The President’s newly imposed tariffs included a 25% tax on imports from Canada, 25% on all products from Mexico, and 10% on all goods from China, which prompted counter-tariffs from the countries.
Fearing increased inflation from the newly ignited trade war and forecasting high interest rates for much of 2025, investors fled riskier assets for US government securities.
Related: Stablecoin market cap surpasses $200B as USDC dominance rises
More short-term pain likely coming
According to trader and analyst Van Nuener, crypto markets may dip again following the open of US futures markets on Feb. 2.
“The futures will probably open down and that may cause crypto to do the same,” Nuener warned followers on social media.
BitMEX co-founder Arthur Hayes predicted a crypto sell-off around President Donald Trump’s inauguration in a December 2024 article.
Hayes argued that the optimism surrounding the election of the pro-crypto President would wear off once traders realized that passing crypto legislation would likely take some time and is not an overnight process.

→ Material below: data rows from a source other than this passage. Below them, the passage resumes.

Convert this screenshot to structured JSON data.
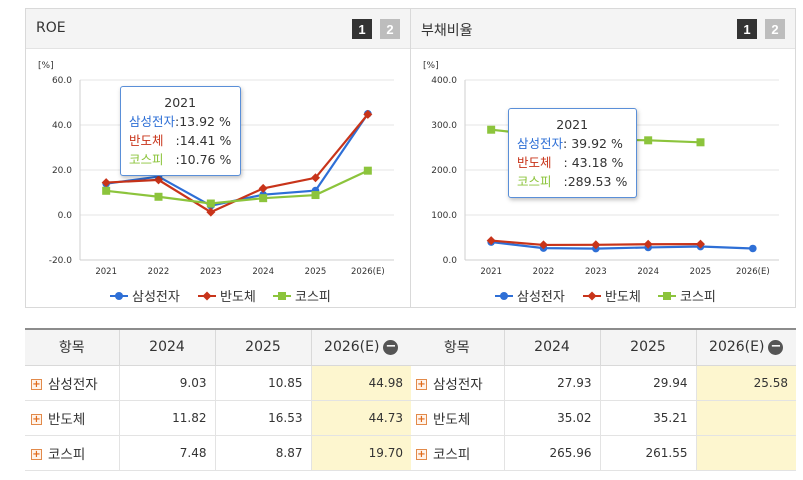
{
  "left_panel": {
    "title": "ROE",
    "pages": [
      "1",
      "2"
    ],
    "tooltip": {
      "year": "2021",
      "rows": [
        {
          "name": "삼성전자",
          "value": ":13.92 %"
        },
        {
          "name": "반도체",
          "value": ":14.41 %"
        },
        {
          "name": "코스피",
          "value": ":10.76 %"
        }
      ]
    }
  },
  "right_panel": {
    "title": "부채비율",
    "pages": [
      "1",
      "2"
    ],
    "tooltip": {
      "year": "2021",
      "rows": [
        {
          "name": "삼성전자",
          "value": ":  39.92 %"
        },
        {
          "name": "반도체",
          "value": ":  43.18 %"
        },
        {
          "name": "코스피",
          "value": ":289.53 %"
        }
      ]
    }
  },
  "colors": {
    "samsung": "#2e6fd6",
    "semi": "#c8341a",
    "kospi": "#8cc43c"
  },
  "chart_data": [
    {
      "type": "line",
      "title": "ROE",
      "unit": "[%]",
      "categories": [
        "2021",
        "2022",
        "2023",
        "2024",
        "2025",
        "2026(E)"
      ],
      "ylim": [
        -20,
        60
      ],
      "yticks": [
        "60.0",
        "40.0",
        "20.0",
        "0.0",
        "-20.0"
      ],
      "series": [
        {
          "name": "삼성전자",
          "values": [
            13.92,
            17.07,
            4.15,
            9.03,
            10.85,
            44.98
          ]
        },
        {
          "name": "반도체",
          "values": [
            14.41,
            15.6,
            1.3,
            11.82,
            16.53,
            44.73
          ]
        },
        {
          "name": "코스피",
          "values": [
            10.76,
            8.1,
            5.1,
            7.48,
            8.87,
            19.7
          ]
        }
      ]
    },
    {
      "type": "line",
      "title": "부채비율",
      "unit": "[%]",
      "categories": [
        "2021",
        "2022",
        "2023",
        "2024",
        "2025",
        "2026(E)"
      ],
      "ylim": [
        0,
        400
      ],
      "yticks": [
        "400.0",
        "300.0",
        "200.0",
        "100.0",
        "0.0"
      ],
      "series": [
        {
          "name": "삼성전자",
          "values": [
            39.92,
            26.4,
            25.36,
            27.93,
            29.94,
            25.58
          ]
        },
        {
          "name": "반도체",
          "values": [
            43.18,
            33.5,
            33.8,
            35.02,
            35.21,
            null
          ]
        },
        {
          "name": "코스피",
          "values": [
            289.53,
            277.0,
            268.0,
            265.96,
            261.55,
            null
          ]
        }
      ]
    }
  ],
  "left_table": {
    "headers": [
      "항목",
      "2024",
      "2025",
      "2026(E)"
    ],
    "rows": [
      {
        "name": "삼성전자",
        "cells": [
          "9.03",
          "10.85",
          "44.98"
        ]
      },
      {
        "name": "반도체",
        "cells": [
          "11.82",
          "16.53",
          "44.73"
        ]
      },
      {
        "name": "코스피",
        "cells": [
          "7.48",
          "8.87",
          "19.70"
        ]
      }
    ]
  },
  "right_table": {
    "headers": [
      "항목",
      "2024",
      "2025",
      "2026(E)"
    ],
    "rows": [
      {
        "name": "삼성전자",
        "cells": [
          "27.93",
          "29.94",
          "25.58"
        ]
      },
      {
        "name": "반도체",
        "cells": [
          "35.02",
          "35.21",
          ""
        ]
      },
      {
        "name": "코스피",
        "cells": [
          "265.96",
          "261.55",
          ""
        ]
      }
    ]
  }
}
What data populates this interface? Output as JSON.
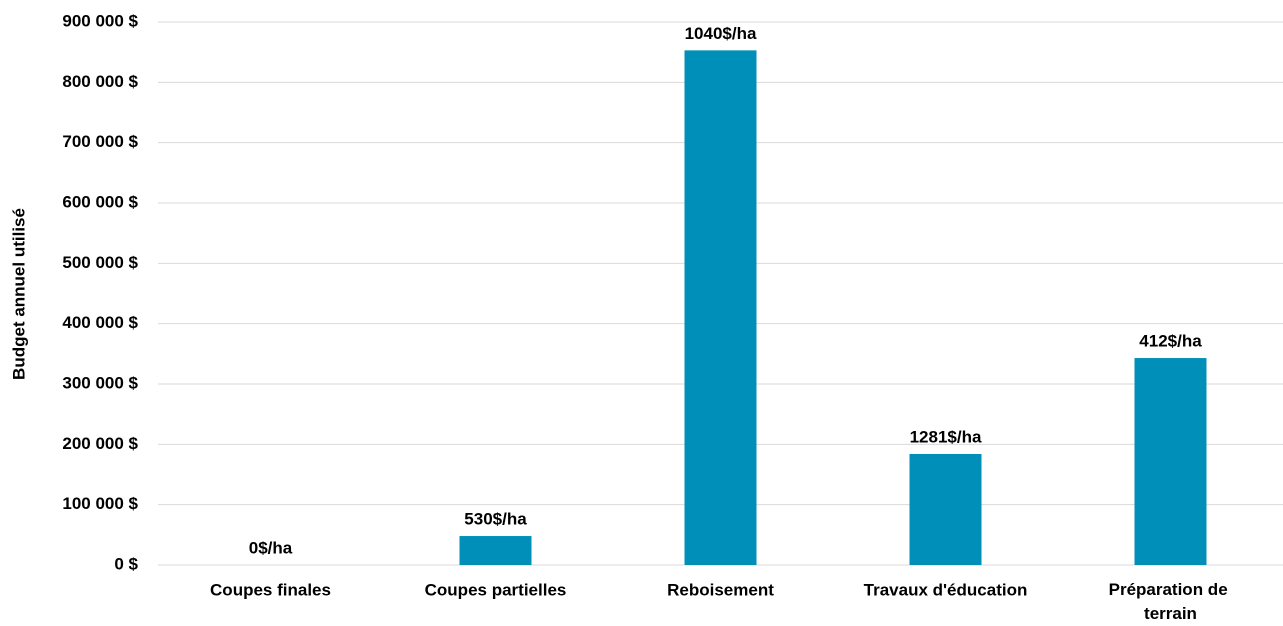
{
  "chart_data": {
    "type": "bar",
    "y_label": "Budget annuel utilisé",
    "categories": [
      "Coupes finales",
      "Coupes partielles",
      "Reboisement",
      "Travaux d'éducation",
      "Préparation de terrain"
    ],
    "values": [
      0,
      48000,
      853000,
      184000,
      343000
    ],
    "annotations": [
      "0$/ha",
      "530$/ha",
      "1040$/ha",
      "1281$/ha",
      "412$/ha"
    ],
    "color": "#008fb8",
    "ylim": [
      0,
      900000
    ],
    "yticks": [
      {
        "value": 0,
        "label": "0 $"
      },
      {
        "value": 100000,
        "label": "100 000 $"
      },
      {
        "value": 200000,
        "label": "200 000 $"
      },
      {
        "value": 300000,
        "label": "300 000 $"
      },
      {
        "value": 400000,
        "label": "400 000 $"
      },
      {
        "value": 500000,
        "label": "500 000 $"
      },
      {
        "value": 600000,
        "label": "600 000 $"
      },
      {
        "value": 700000,
        "label": "700 000 $"
      },
      {
        "value": 800000,
        "label": "800 000 $"
      },
      {
        "value": 900000,
        "label": "900 000 $"
      }
    ],
    "grid": true
  }
}
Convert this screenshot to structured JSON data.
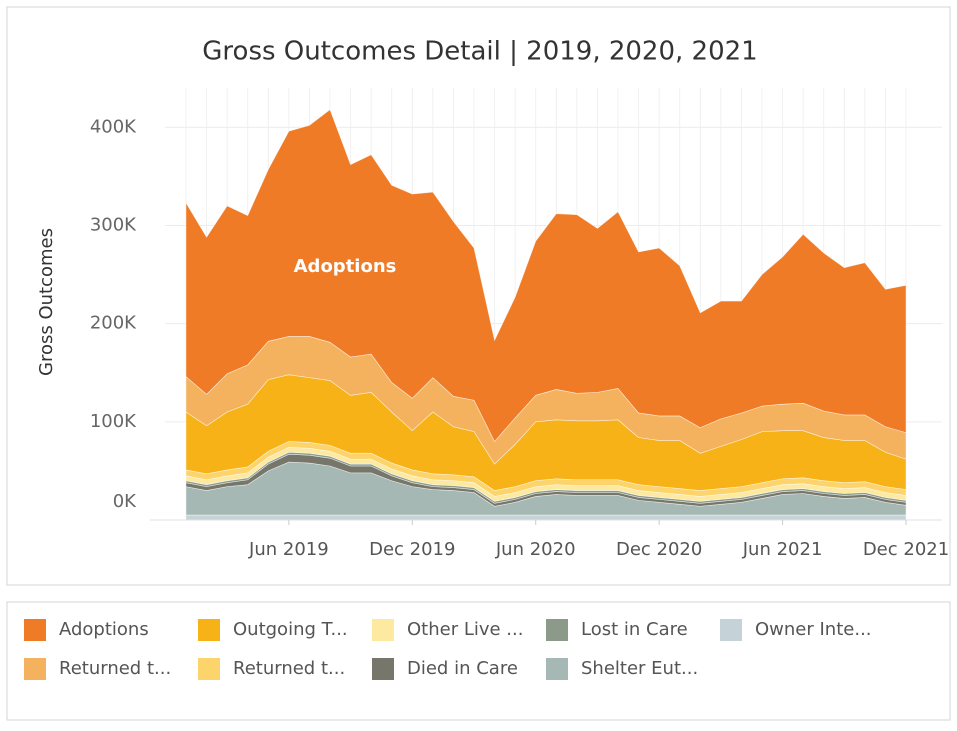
{
  "chart_data": {
    "type": "stacked_area",
    "title": "Gross Outcomes Detail | 2019, 2020, 2021",
    "y_label": "Gross Outcomes",
    "annotation": "Adoptions",
    "x": [
      "2019-01",
      "2019-02",
      "2019-03",
      "2019-04",
      "2019-05",
      "2019-06",
      "2019-07",
      "2019-08",
      "2019-09",
      "2019-10",
      "2019-11",
      "2019-12",
      "2020-01",
      "2020-02",
      "2020-03",
      "2020-04",
      "2020-05",
      "2020-06",
      "2020-07",
      "2020-08",
      "2020-09",
      "2020-10",
      "2020-11",
      "2020-12",
      "2021-01",
      "2021-02",
      "2021-03",
      "2021-04",
      "2021-05",
      "2021-06",
      "2021-07",
      "2021-08",
      "2021-09",
      "2021-10",
      "2021-11",
      "2021-12"
    ],
    "xticks": [
      {
        "value": "2019-06",
        "label": "Jun 2019"
      },
      {
        "value": "2019-12",
        "label": "Dec 2019"
      },
      {
        "value": "2020-06",
        "label": "Jun 2020"
      },
      {
        "value": "2020-12",
        "label": "Dec 2020"
      },
      {
        "value": "2021-06",
        "label": "Jun 2021"
      },
      {
        "value": "2021-12",
        "label": "Dec 2021"
      }
    ],
    "ylim": [
      0,
      440000
    ],
    "yticks": [
      {
        "value": 0,
        "label": "0K"
      },
      {
        "value": 100000,
        "label": "100K"
      },
      {
        "value": 200000,
        "label": "200K"
      },
      {
        "value": 300000,
        "label": "300K"
      },
      {
        "value": 400000,
        "label": "400K"
      }
    ],
    "grid": true,
    "series": [
      {
        "name": "Owner Inte...",
        "color": "#c5d3d8",
        "values": [
          5000,
          5000,
          5000,
          5000,
          5000,
          5000,
          5000,
          5000,
          5000,
          5000,
          5000,
          5000,
          5000,
          5000,
          5000,
          5000,
          5000,
          5000,
          5000,
          5000,
          5000,
          5000,
          5000,
          5000,
          5000,
          5000,
          5000,
          5000,
          5000,
          5000,
          5000,
          5000,
          5000,
          5000,
          5000,
          5000
        ]
      },
      {
        "name": "Shelter Eut...",
        "color": "#a6b8b4",
        "values": [
          29000,
          25000,
          29000,
          31000,
          45000,
          54000,
          53000,
          50000,
          43000,
          43000,
          35000,
          29000,
          26000,
          25000,
          23000,
          9000,
          13000,
          19000,
          21000,
          20000,
          20000,
          20000,
          15000,
          13000,
          11000,
          9000,
          11000,
          13000,
          17000,
          21000,
          22000,
          19000,
          17000,
          18000,
          13000,
          10000
        ]
      },
      {
        "name": "Died in Care",
        "color": "#76766a",
        "values": [
          4000,
          4000,
          4000,
          5000,
          7000,
          8000,
          8000,
          8000,
          7000,
          7000,
          5000,
          4000,
          3000,
          3000,
          3000,
          3000,
          3000,
          3000,
          3000,
          3000,
          3000,
          3000,
          3000,
          3000,
          3000,
          3000,
          3000,
          3000,
          3000,
          3000,
          3000,
          3000,
          3000,
          3000,
          3000,
          3000
        ]
      },
      {
        "name": "Lost in Care",
        "color": "#8c9a8a",
        "values": [
          2000,
          2000,
          2000,
          2000,
          2000,
          2000,
          2000,
          2000,
          2000,
          2000,
          2000,
          2000,
          2000,
          2000,
          2000,
          2000,
          2000,
          2000,
          2000,
          2000,
          2000,
          2000,
          2000,
          2000,
          2000,
          2000,
          2000,
          2000,
          2000,
          2000,
          2000,
          2000,
          2000,
          2000,
          2000,
          2000
        ]
      },
      {
        "name": "Other Live ...",
        "color": "#fde9a0",
        "values": [
          5000,
          5000,
          5000,
          5000,
          5000,
          5000,
          5000,
          5000,
          5000,
          5000,
          5000,
          5000,
          5000,
          5000,
          5000,
          5000,
          5000,
          5000,
          5000,
          5000,
          5000,
          5000,
          5000,
          5000,
          5000,
          5000,
          5000,
          5000,
          5000,
          5000,
          5000,
          5000,
          5000,
          5000,
          5000,
          5000
        ]
      },
      {
        "name": "Returned t...",
        "color": "#fdd36b",
        "values": [
          6000,
          6000,
          6000,
          6000,
          6000,
          6000,
          6000,
          6000,
          6000,
          6000,
          6000,
          6000,
          6000,
          6000,
          6000,
          6000,
          6000,
          6000,
          6000,
          6000,
          6000,
          6000,
          6000,
          6000,
          6000,
          6000,
          6000,
          6000,
          6000,
          6000,
          6000,
          6000,
          6000,
          6000,
          6000,
          6000
        ]
      },
      {
        "name": "Outgoing T...",
        "color": "#f7b217",
        "values": [
          59000,
          49000,
          59000,
          64000,
          73000,
          68000,
          66000,
          66000,
          59000,
          62000,
          52000,
          40000,
          63000,
          49000,
          46000,
          27000,
          43000,
          60000,
          60000,
          60000,
          60000,
          61000,
          48000,
          47000,
          49000,
          38000,
          43000,
          48000,
          52000,
          49000,
          48000,
          44000,
          43000,
          42000,
          35000,
          31000
        ]
      },
      {
        "name": "Returned t...",
        "color": "#f4b25e",
        "values": [
          36000,
          32000,
          39000,
          40000,
          39000,
          39000,
          42000,
          39000,
          39000,
          39000,
          30000,
          33000,
          35000,
          31000,
          32000,
          23000,
          27000,
          27000,
          31000,
          28000,
          29000,
          32000,
          25000,
          25000,
          25000,
          26000,
          28000,
          27000,
          26000,
          27000,
          28000,
          27000,
          26000,
          26000,
          26000,
          27000
        ]
      },
      {
        "name": "Adoptions",
        "color": "#f07b27",
        "values": [
          177000,
          160000,
          171000,
          152000,
          175000,
          209000,
          215000,
          237000,
          196000,
          203000,
          201000,
          208000,
          189000,
          178000,
          155000,
          103000,
          123000,
          157000,
          179000,
          182000,
          167000,
          180000,
          164000,
          171000,
          153000,
          117000,
          120000,
          114000,
          134000,
          150000,
          172000,
          161000,
          150000,
          155000,
          140000,
          150000
        ]
      }
    ]
  }
}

Ryan Lee, chief analyst at Bitget Research, recently forecasted a potential BTC correction to the $95,000 price level in the near term.
The analyst told Cointelegraph that macroeconomic factors, including labor statistics and federal reserve policy, will play a critical role in determining Bitcoin’s price in the coming weeks.
President Trump’s tariffs come amid a recent downturn in US tech stocks and crypto following the scare caused by the release of DeepSeek R1 — an open-source AI model developed and trained in China.
According to the DeepSeek whitepaper, the model performs on par with leading OpenAI models but was trained for a fraction of the cost using older computing hardware.
The launch of DeepSeek was characterized as a black swan event, prompting the Trump administration to consider even tighter export restrictions on Nvidia sales to China — sewing more uncertainty in financial markets.